Thank you to all who have supported me, talked to me about this, and opened up conversations that wouldn't have happened had I not decided to take this journey.  

(More on my week with Pearl Jam at Fenway and Red Sox / Yankees later)

Wednesday, August 3, 2016

Day Ten: Masters of War

One of my favorite anti-war songs:

Pearl Jam Masters of War on Letterman (I thought it was just Eddie when I first saw?)

Original Dylan:
Yeah, fuck war.

Monday, August 1, 2016

One Week In

It has been a week since I ate any solid food, and the reactions I have received, for the most part, have been similar.

The first is usually asking me if I am serious, or "Are you really not eating?"

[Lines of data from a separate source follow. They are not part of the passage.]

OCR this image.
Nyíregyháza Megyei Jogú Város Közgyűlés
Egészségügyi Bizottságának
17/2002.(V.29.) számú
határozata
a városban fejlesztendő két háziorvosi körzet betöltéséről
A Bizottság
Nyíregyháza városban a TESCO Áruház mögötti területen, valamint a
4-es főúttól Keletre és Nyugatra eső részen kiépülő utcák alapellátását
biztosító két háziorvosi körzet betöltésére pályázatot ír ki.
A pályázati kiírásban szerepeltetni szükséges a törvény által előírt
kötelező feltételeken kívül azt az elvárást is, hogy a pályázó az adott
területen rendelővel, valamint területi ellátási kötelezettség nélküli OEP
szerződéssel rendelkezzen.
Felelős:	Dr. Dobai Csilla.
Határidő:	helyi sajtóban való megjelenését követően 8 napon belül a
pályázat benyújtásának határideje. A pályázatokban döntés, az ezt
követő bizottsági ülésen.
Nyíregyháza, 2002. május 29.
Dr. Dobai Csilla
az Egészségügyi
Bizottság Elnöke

The second has been "You know World Peace is impossible, right?", or some variation of that, to which I respond, if that's what you think, then you are correct.  I believe it is, and if enough people believe it is, things will change.  Good or bad, things that we bring into reality start with ideas, and I think world peace is the best idea.

Some have asked me why I don't pick a "smaller" or "easier" thing to hunger strike for (such as gun violence in the US), but if you know me you know I'd rather take a stand against the biggest and baddest (see also: cancer).

Others have suggested organizations I might want to contact, such as The Elders that I wrote about before or this weekend the Peace Corps was mentioned to me.

It's been a little awkward at times (at work or with friends) this past week when people are all sitting down eating a meal and I don't join them, but I think that will lessen with time.

Regardless of reactions, my hunger strike has started conversations with family and friends that weren't there before and will challenge my conceptions of what I actually need to be happy and know I'm doing something to make a difference or shed light on an issue I feel passionate about.

I don't know how long I will keep this up or to what extent I will lessen my calorie intake, but I know this for sure: I love testing my limits and at the same time I will know when it is time to stop - my body will tell me, and I will listen (most likely when I can't play hockey anymore).

Thank you to my sister Carolyn and friend Gina who have helped with powders to make sure I'm getting enough protein!